Select Board member Anne Landry recognized Gemme’s concerns while noting that a 35 percent local election turnout if combined with the primary would be double typical turnout, which she indicated as a positive result. Member John Halsey reiterated the potential $9,000 savings in combining the two as well. Several members inquired as to what other communities plan to do. Gemme stated that she was unsure, but would find out. The Select Board intends to place the item on a future agenda. Gemme made the board aware that she needs a decision by August 6 in order to make notification with the Secretary of State’s office.

William Sullivan, chair of the Town Forest Committee, updated the board on a plan to revitalize the Town Forest through some selective thinning of trees in a six-acre section. Sullivan showed evidence of a safety hazard by the council ring created by numerous dead trees in the area. He also showed how many of the trees only have needles in the crown, blocking sunlight from reaching the ground, stifling new growth. Many of the trees are too close together and have the look of a cornfield. This, Sullivan indicated, is due to the fact that the Town Forest was not a naturally occurring forest, but had its origins as a tree farm with the intention of being harvested. There is also an invasive species, buckthorn, that needs to be removed before it can do serious damage to the natural surroundings. Sullivan expressed the committee’s concern about the red pines in the forest as well. Red pine is a northern species that are struggling in the more southern climate of Reading. The forest is better suited to white pine, Sullivan indicated.

There is likely to be a cost for the project as the value of wood is volatile and the dead trees have no value. Sullivan suggested that the best case scenario would be for the project to be revenue neutral. The plan moving forward is for a public meeting on the topic with the project to begin in the fall. “Many may be dismayed by what they see at first,” Sullivan commented. “But we need to take a ten to 40-year view on this.”

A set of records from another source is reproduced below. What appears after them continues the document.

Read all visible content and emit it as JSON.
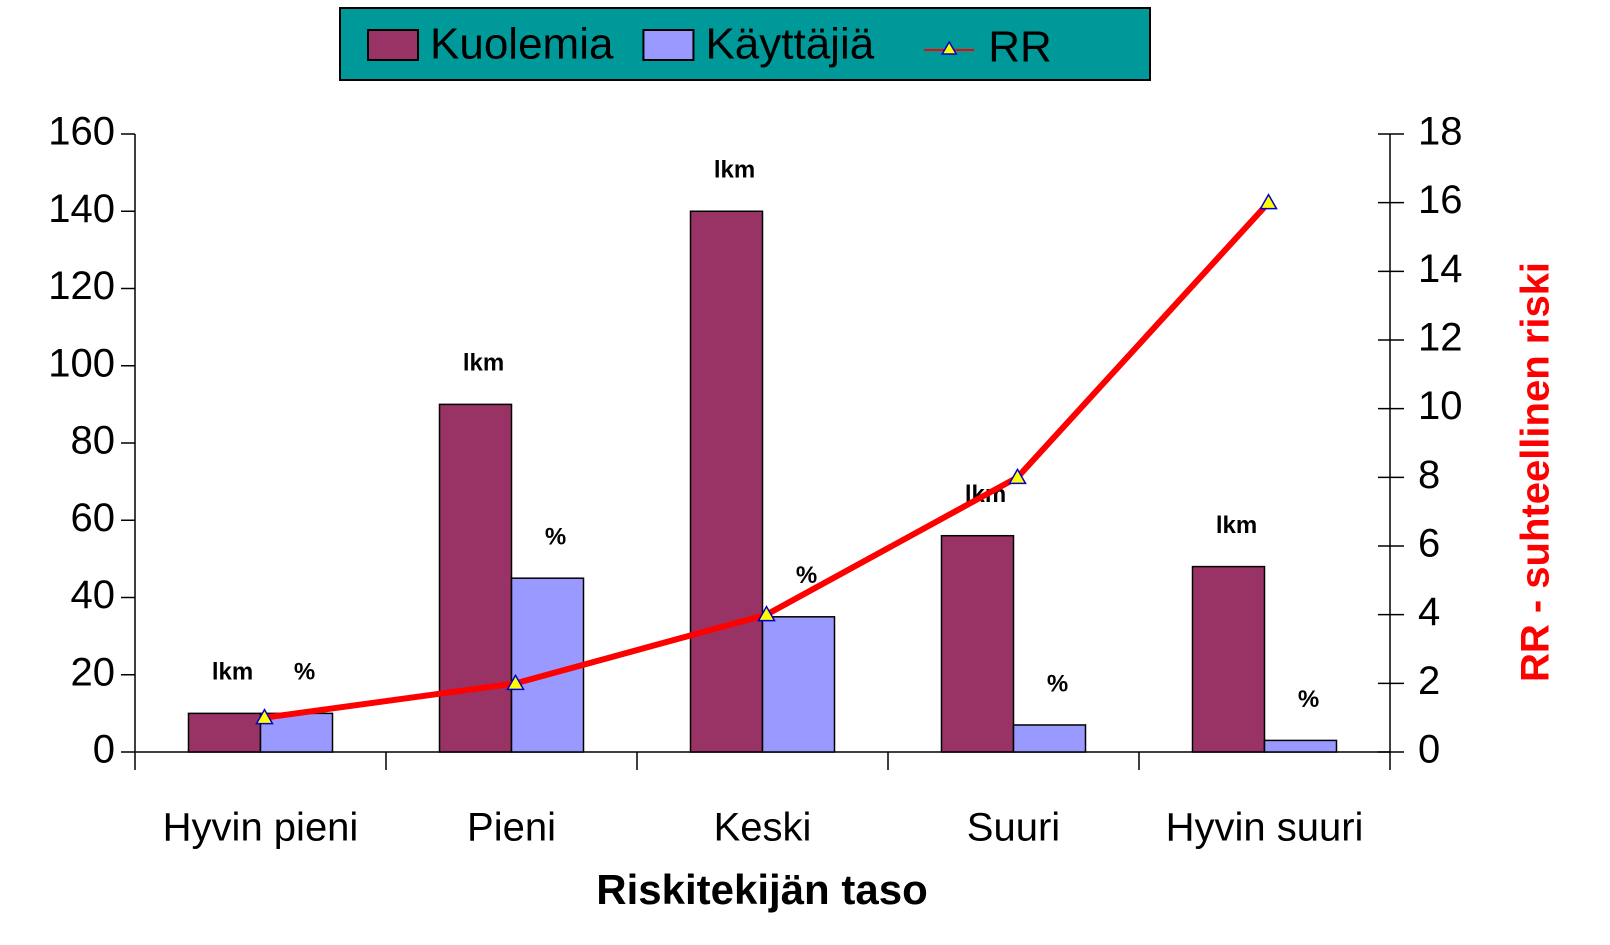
{
  "chart_data": {
    "type": "bar",
    "x_label": "Riskitekijän taso",
    "y2_label": "RR - suhteellinen riski",
    "categories": [
      "Hyvin pieni",
      "Pieni",
      "Keski",
      "Suuri",
      "Hyvin suuri"
    ],
    "series": [
      {
        "name": "Kuolemia",
        "type": "bar",
        "color": "#993366",
        "values": [
          10,
          90,
          140,
          56,
          48
        ],
        "value_labels": [
          "lkm",
          "lkm",
          "lkm",
          "lkm",
          "lkm"
        ]
      },
      {
        "name": "Käyttäjiä",
        "type": "bar",
        "color": "#9999ff",
        "values": [
          10,
          45,
          35,
          7,
          3
        ],
        "value_labels": [
          "%",
          "%",
          "%",
          "%",
          "%"
        ]
      },
      {
        "name": "RR",
        "type": "line",
        "axis": "y2",
        "color": "#ff0000",
        "marker_color": "#ffff00",
        "values": [
          1,
          2,
          4,
          8,
          16
        ]
      }
    ],
    "ylim": [
      0,
      160
    ],
    "yticks": [
      0,
      20,
      40,
      60,
      80,
      100,
      120,
      140,
      160
    ],
    "y2lim": [
      0,
      18
    ],
    "y2ticks": [
      0,
      2,
      4,
      6,
      8,
      10,
      12,
      14,
      16,
      18
    ],
    "legend": "top",
    "legend_color": "#009999",
    "y2_label_color": "#ff0000"
  }
}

After 40 interviews with new and incumbent candidates, the Select Board appointed 45 volunteers to positions on boards, committees, and commissions in town with the terms of the new members beginning July 1, except for Hillary Mattiv who will fill a vacancy on the Zoning Board of Appeals starting on June 5. All of the appointments were confirmed by a vote of 5-0. The board also discussed the role of Select Board liaisons to the various committees and began the process of creating a Select Board “onboarding” manual for new members.

The Select Board adjourned at 9:55 pm.